Together those curves will weaken economic growth and increase market volatility.

However, if Smick had written his book four months later, he would be more positive. That's because he would have liked the government policy responses so far, including:
a) The U.S. Treasury and Bernanke's unprecedented steps to shore up the economy and the financial system;
b) Obama's upcoming cabinet of pragmatic centrists that will provide the leadership Smick wants;
c) Obama's upcoming huge infrastructure fiscal stimulus.

But, Smick fully deserves the credit of uncovering all the nasty curves we should be aware off beyond the housing crisis.

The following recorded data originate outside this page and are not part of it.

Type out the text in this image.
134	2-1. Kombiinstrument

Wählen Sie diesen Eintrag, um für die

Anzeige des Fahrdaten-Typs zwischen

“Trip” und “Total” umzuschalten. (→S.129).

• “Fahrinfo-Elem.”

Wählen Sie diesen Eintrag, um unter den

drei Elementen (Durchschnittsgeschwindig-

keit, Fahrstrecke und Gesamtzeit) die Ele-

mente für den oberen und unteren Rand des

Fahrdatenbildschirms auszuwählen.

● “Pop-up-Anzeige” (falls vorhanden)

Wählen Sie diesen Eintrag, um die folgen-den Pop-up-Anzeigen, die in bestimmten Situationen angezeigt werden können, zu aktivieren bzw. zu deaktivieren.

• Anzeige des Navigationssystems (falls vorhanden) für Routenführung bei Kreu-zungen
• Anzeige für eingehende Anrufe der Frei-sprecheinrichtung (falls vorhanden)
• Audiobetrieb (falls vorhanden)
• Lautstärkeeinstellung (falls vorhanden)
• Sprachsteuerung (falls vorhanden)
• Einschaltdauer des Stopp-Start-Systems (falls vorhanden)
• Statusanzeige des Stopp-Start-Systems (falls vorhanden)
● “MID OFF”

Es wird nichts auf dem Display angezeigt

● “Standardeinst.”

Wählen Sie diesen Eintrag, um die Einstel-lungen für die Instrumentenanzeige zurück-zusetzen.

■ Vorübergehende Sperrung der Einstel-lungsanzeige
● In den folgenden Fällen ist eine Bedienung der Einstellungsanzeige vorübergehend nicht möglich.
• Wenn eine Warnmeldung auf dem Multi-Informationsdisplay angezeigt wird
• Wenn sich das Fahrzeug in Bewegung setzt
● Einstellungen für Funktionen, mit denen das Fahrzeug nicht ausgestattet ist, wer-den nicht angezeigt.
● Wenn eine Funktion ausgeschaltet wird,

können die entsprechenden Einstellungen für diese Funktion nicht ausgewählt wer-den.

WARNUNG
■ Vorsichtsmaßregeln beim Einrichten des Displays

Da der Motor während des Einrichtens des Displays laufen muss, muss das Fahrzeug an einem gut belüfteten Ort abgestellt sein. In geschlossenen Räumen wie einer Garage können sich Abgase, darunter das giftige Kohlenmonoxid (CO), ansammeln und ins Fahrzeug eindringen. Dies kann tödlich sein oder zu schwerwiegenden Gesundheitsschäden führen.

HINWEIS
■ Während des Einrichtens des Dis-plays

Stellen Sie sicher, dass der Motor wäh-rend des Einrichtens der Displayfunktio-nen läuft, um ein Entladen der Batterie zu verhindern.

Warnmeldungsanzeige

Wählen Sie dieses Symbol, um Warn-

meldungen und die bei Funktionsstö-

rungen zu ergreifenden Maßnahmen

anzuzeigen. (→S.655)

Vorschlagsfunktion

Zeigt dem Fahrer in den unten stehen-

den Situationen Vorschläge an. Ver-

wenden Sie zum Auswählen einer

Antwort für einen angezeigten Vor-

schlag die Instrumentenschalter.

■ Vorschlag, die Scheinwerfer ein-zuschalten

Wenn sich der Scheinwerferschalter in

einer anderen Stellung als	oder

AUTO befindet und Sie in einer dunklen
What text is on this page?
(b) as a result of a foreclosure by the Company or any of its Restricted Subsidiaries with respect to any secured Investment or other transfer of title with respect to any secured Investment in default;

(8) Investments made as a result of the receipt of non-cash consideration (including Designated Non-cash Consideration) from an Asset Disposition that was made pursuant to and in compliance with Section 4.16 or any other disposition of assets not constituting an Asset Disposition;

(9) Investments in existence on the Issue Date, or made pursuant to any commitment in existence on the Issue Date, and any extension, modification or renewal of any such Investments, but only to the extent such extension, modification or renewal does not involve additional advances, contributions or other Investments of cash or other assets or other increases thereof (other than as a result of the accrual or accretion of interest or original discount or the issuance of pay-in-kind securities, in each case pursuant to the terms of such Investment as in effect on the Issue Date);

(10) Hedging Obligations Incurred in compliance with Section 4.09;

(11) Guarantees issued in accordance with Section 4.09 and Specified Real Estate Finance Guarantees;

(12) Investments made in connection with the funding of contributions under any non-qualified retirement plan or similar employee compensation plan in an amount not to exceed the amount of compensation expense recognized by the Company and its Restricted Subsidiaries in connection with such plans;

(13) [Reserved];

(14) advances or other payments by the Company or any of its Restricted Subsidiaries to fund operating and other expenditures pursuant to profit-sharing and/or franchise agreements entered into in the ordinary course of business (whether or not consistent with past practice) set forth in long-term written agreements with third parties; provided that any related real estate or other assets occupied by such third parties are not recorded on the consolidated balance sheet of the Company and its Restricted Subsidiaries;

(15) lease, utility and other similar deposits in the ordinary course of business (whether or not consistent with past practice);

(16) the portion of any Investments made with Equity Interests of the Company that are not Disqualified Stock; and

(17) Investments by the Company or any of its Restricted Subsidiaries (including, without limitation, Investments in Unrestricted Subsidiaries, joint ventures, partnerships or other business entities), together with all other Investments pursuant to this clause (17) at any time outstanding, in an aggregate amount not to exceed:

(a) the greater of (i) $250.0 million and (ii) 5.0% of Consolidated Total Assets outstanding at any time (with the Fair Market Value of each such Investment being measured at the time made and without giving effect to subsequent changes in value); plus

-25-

2 out of 5 stars a big bunch of interesting ideas, not worth the money   December 10, 2008
 2 out of 2 found this review helpful

Overall I enjoy the many interesting discussions in the book on macro-economics, international finance and issues on public policy decision making. But the materials presented by the author often lack clear direction. You will find the author presents a large number of ideas without giving a clear conclusion or summary at the end of the chapters. After I read through each chapter, although interesting, I had a sense of not knowing what exactly I just learnt. May be this is the nature of macro-economic issues, which are often complex and the various factors affecting the outcomes can have different effects if observe / apply at different times. But I still think the author can do a better job of summarizing his ideas and present his materials in a more organized way.


2 out of 5 stars Not because of content....   December 2, 2008
 0 out of 3 found this review helpful

I wouldn't know whether this book is good or not. The reader seemed adequate, if not terrific. But, 3 of the first 5 discs had flaws and skipped and sputtered and made whole sections incomprehensible. We had a car trip ruined.